So many pioneering works of digital journalism no longer exist online, or exist only as a shadow of their former selves.
The Guardian’s 2009 coverage of the MP expenses scandal, for instance, which included a massive crowdsourcing effort and hundreds of thousands of documents (a project we wrote up at Nieman Lab): The stories that anchored that coverage are nowhere to be found on theguardian.com.A lavish online multimedia experience built around a Pulitzer Prize-nominated work, which explored the legacy of a deadly 1961 bus-train collision in Colorado, from the now defunct Rocky Mountain News: Rescued from internet limbo, thanks to efforts of the former Rocky Mountain News staffer who reported the series. (Former Nieman Labber Adrienne LaFrance explored the path to resurrection and warned of the ephemerality of the internet in this 2015 piece for the Atlantic. “The Crossing” project is now at its own, stable URL, though someone still needs to maintain it.)
You get the picture.
“We were told the internet was forever. That was kind of a lie,” Meredith Broussard, currently a professor at the Arthur L. Carter Journalism Institute at New York University, told me. “I’ve been writing for the web since 1996 or so, and all of my early work is gone. It only exists in paper files in archival boxes somewhere in my apartment. Unless somebody is maintaining internet sites, they go away — and somebody needs to be paying the bill for the server.”

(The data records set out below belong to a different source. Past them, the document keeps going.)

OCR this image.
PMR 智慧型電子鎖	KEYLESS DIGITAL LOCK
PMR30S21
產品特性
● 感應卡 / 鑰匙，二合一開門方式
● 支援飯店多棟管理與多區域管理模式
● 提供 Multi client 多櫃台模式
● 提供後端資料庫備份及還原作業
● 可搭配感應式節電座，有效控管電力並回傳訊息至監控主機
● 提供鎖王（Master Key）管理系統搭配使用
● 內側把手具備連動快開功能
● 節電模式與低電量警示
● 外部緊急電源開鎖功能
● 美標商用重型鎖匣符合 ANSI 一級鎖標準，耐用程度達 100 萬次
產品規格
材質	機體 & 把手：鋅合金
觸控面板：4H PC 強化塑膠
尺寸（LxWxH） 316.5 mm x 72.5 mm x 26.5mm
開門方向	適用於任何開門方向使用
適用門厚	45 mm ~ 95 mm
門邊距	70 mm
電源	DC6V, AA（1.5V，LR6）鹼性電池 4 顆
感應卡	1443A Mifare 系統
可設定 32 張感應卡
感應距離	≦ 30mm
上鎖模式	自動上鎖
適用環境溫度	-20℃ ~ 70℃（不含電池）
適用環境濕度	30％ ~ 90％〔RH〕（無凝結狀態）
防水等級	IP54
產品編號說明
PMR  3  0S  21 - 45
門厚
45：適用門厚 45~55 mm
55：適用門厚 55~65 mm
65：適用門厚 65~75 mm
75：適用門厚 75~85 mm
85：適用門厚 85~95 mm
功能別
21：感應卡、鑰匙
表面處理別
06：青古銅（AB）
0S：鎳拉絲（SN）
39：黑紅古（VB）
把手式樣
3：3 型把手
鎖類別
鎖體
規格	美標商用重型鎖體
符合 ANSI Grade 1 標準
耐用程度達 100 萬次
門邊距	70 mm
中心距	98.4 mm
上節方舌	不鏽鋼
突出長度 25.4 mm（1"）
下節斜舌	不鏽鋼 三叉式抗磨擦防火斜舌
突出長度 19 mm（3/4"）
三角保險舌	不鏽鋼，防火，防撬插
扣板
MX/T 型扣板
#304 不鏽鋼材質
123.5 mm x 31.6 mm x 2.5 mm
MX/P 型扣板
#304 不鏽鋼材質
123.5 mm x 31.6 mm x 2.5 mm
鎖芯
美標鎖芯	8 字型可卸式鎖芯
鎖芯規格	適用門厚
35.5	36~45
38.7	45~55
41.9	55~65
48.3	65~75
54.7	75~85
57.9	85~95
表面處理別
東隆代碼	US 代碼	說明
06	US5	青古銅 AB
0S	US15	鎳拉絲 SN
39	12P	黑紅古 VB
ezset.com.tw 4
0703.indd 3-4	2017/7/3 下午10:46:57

Broussard and colleague Katherine Boss, the librarian for journalism, media, culture, and communication at NYU, are working on a workflow and on building tools to help organizations effectively and efficiently preserve their big data journalism projects, and putting together a scholarly archive of data journalism projects.
“News apps can’t be preserved the same way you preserve the static webpage,” Broussard said. The Internet Archive’s Wayback Machine is dependable for finding a snapshot in time, but a searcher needs to know the time frame of what they’re looking for, and snapshots don’t really capture a complicated, database-driven project or any site with a lot of dynamic links. “The way to capture these is from the backend. You can grab the whole database — all of the images from the server side, and so forth. We’re looking to build server-side tools that will allow for automated, large-scale, long-term archiving of data journalism projects.”
Boss and Broussard’s first move has been surveying developers and journalists on the tech used to make and store their news apps. The preliminary survey returned a range of technologies, frameworks, and platforms: Flask, Django, Ruby, Node.js, d3, AWS, Heroku, and on and on.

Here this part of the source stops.